Westpac economists report the annualised growth rate of the Westpac–Melbourne Institute Leading Index, which indicates the likely pace of economic activity three to nine months into the future, was 7.2% in February, well above the long term trend of 2.8%. The annualised growth rate of the Coincident Index was 3.6%, also above the long term trend of 3.2%.
February represents the fastest annualised growth rate in the Leading Index since 1997, point out the economists. They add the index's growth rate has continued to build with the growth rate accelerating during the past six months from 2% (well below trend) to 7.2%. This, say the economists, is a signal that growth in the Australian economy will accelerate through 2010 to well above trend by year's end.
If accurate, this would imply that Westpac's current forecast for growth through the year is too low as well as that the Reserve Bank Board forecast in the minutes from the April Board meeting will have to be lifted as well. Conclude the economists: the Index is indicating the risk profile for growth is now tilted firmly in the upward direction.
Supporting the growth recovery story is the recent performance of the Coincident Index. Growth in the Coincident Index has picked up from 0.7% six months ago to 3.6% and is now above trend growth for the second month in a row, comment the economists. Prior to this, growth in the Coincident Index had not been above trend since September 2007.

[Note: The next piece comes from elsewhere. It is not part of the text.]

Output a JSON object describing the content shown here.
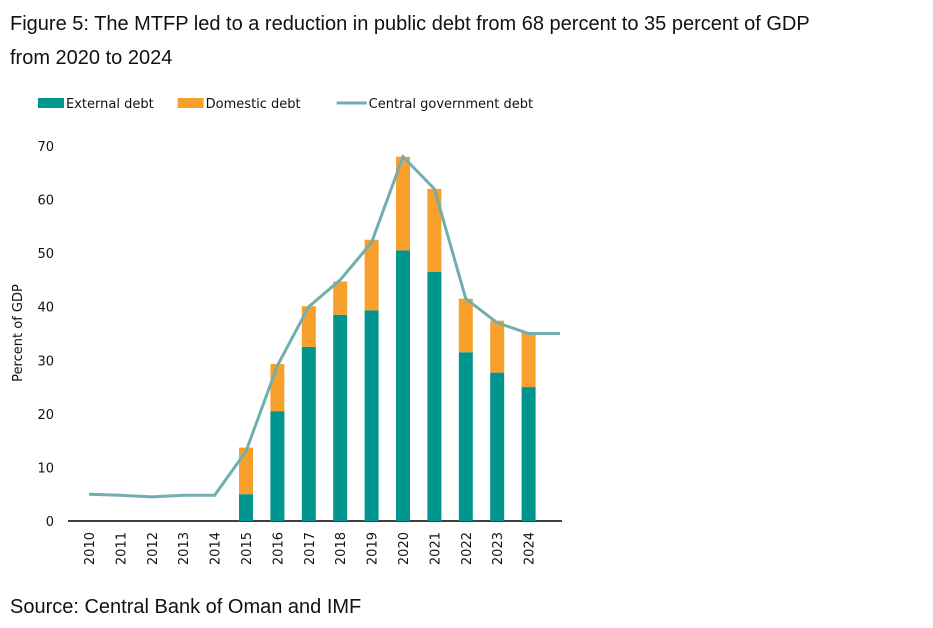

The level of the Leading Index increased from 256.5 to 257.8 – an increase of 1.3 points or 0.5%.
The economists explain global factors are driving the "extraordinary increase" in the growth pace of the Leading Index. Of the 5.2 ppts increase in the growth rate over the last 6 months 4.4 ppts have been due to global factors – commodity prices (2.7 ppt's) and US industrial production (1.7 ppt's). Other contributors to the growth rate increase were overtime worked (0.5 ppt's); productivity (0.6 ppt's) and corporate profits (1.1 ppt's).
The economists also point out that some early evidence of the "two speed" economy risks for Australia can be seen with those components of the Index which actually detracted from the growth improvement – all ordinaries index (–0.6 ppt's); real money supply (–0.7 ppt's) and dwelling approvals (–0.2 ppt's).
The level of the Coincident Index increased from 247.8 to 247.9 – an increase of only 0.1 points.
Explain the economists: the 2.9 ppt increase in the growth rate of the Coincident Index from 0.7% to 3.6% over the last 6 months was mainly due to the improvement in the labour market (1.7 ppt's); household incomes (0.8 ppt's) and production (0.7 ppt's).
The sluggishness in the retail sector subtracted 0.3 ppt's from the growth improvement.
Westpac economists now expect the RBA is likely to tighten again in May, or June at the very latest, restoring rates to "normal" before "pausing to assess the interaction of the boost to incomes from the commodity boom and the offsetting effect of rate hikes and an unusually cautious consumer on the growth outlook".